Once the model has been trained, the final step is to deploy it and see how it performs on new data that it hasn't seen before. Here's how to deploy the model:
- Download and unzip the test data (the portion of the data that wasn't used to train the model).
- Go to the “Deployment view” and click “New deployment”.
- When the “Create deployment” screen displays, select the experiment you want to deploy and choose the epoch (training cycle) that had the best results to be your checkpoint.
- Click the “Enable” button to deploy the experiment.

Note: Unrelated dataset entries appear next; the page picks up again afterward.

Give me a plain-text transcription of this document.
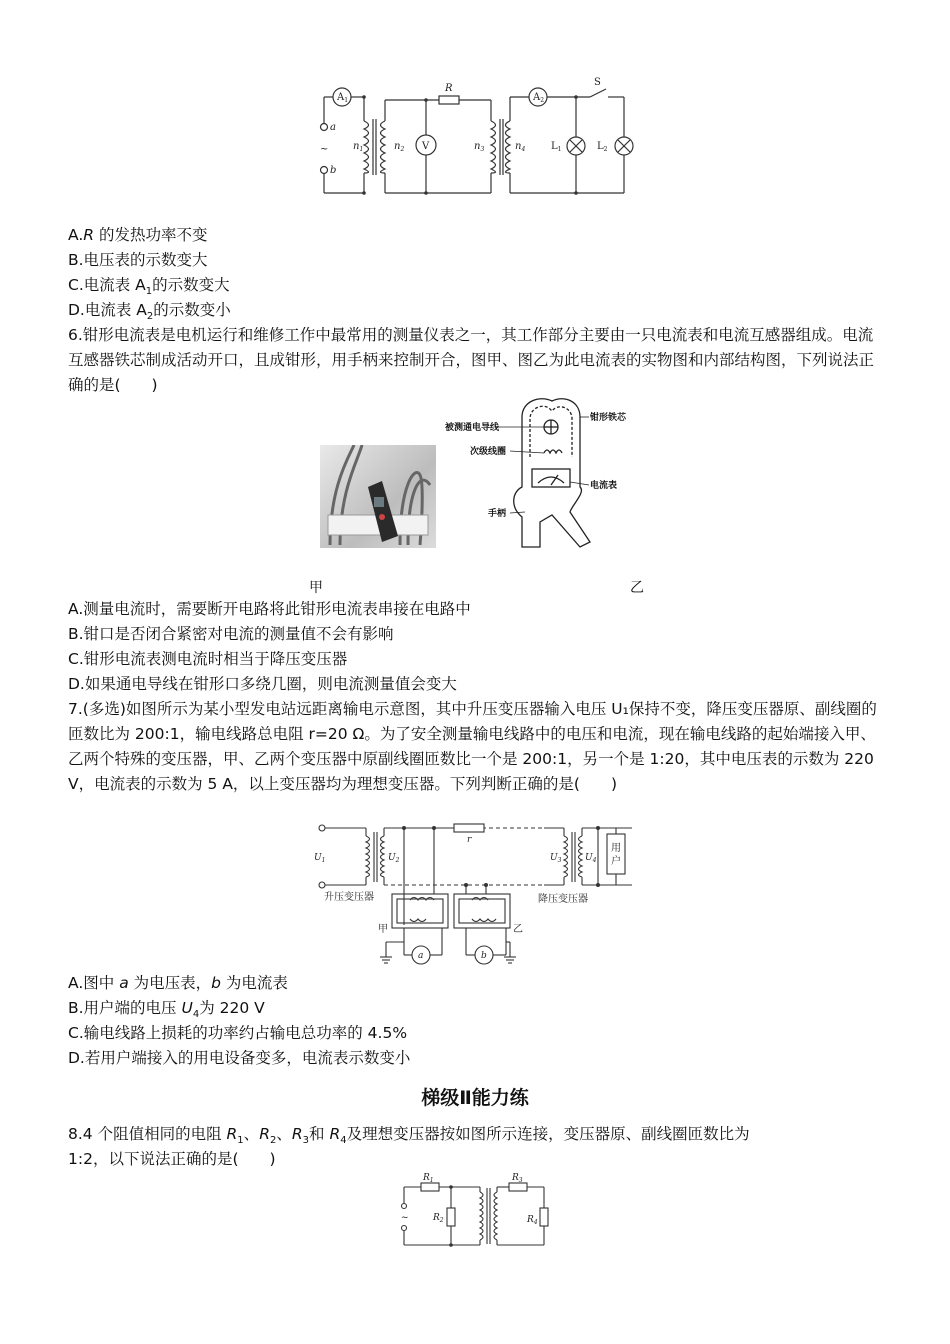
$A_1$	$A_2$
V
R
S
a
b
~ $n_1$	$n_2$	$n_3$	$n_4$	$L_1$	$L_2$
A.R 的发热功率不变
B.电压表的示数变大
C.电流表 $A_1$的示数变大
D.电流表 $A_2$的示数变小
6.钳形电流表是电机运行和维修工作中最常用的测量仪表之一，其工作部分主要由一只电流表和电流互感器组成。电流互感器铁芯制成活动开口，且成钳形，用手柄来控制开合，图甲、图乙为此电流表的实物图和内部结构图，下列说法正确的是(　　)
被测通电导线
钳形铁芯
次级线圈
电流表
手柄
甲	乙
A.测量电流时，需要断开电路将此钳形电流表串接在电路中
B.钳口是否闭合紧密对电流的测量值不会有影响
C.钳形电流表测电流时相当于降压变压器
D.如果通电导线在钳形口多绕几圈，则电流测量值会变大
7.(多选)如图所示为某小型发电站远距离输电示意图，其中升压变压器输入电压 U₁保持不变，降压变压器原、副线圈的匝数比为 200:1，输电线路总电阻 r=20 Ω。为了安全测量输电线路中的电压和电流，现在输电线路的起始端接入甲、乙两个特殊的变压器，甲、乙两个变压器中原副线圈匝数比一个是 200:1，另一个是 1:20，其中电压表的示数为 220 V，电流表的示数为 5 A，以上变压器均为理想变压器。下列判断正确的是(　　)
$U_1$	$U_2$	$U_3$	$U_4$
r
用
户
升压变压器	降压变压器
甲	乙
a	b
A.图中 a 为电压表，b 为电流表
B.用户端的电压 $U_4$为 220 V
C.输电线路上损耗的功率约占输电总功率的 4.5%
D.若用户端接入的用电设备变多，电流表示数变小
梯级Ⅱ能力练
8.4 个阻值相同的电阻 $R_1$、$R_2$、$R_3$和 $R_4$及理想变压器按如图所示连接，变压器原、副线圈匝数比为
1:2，以下说法正确的是(　　)
$R_1$
$R_2$
$R_3$
$R_4$
~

- Click the “Test deployment” button to try the model out on the test data you downloaded.
If there's a problem with the results of the deployment test, you can review the different reports from the training run and see if you want to make changes in the project setup and rerun the experiment.
That's a quick look at how no-code AI platforms work. Since this is one of the fastest growing parts of the no-code landscape I plan on doing several more posts on this topic in the near future. In the meantime, there are many other platforms like the ones mentioned above - if you're interested in machine learning, by all means pick one and try building a few models yourself.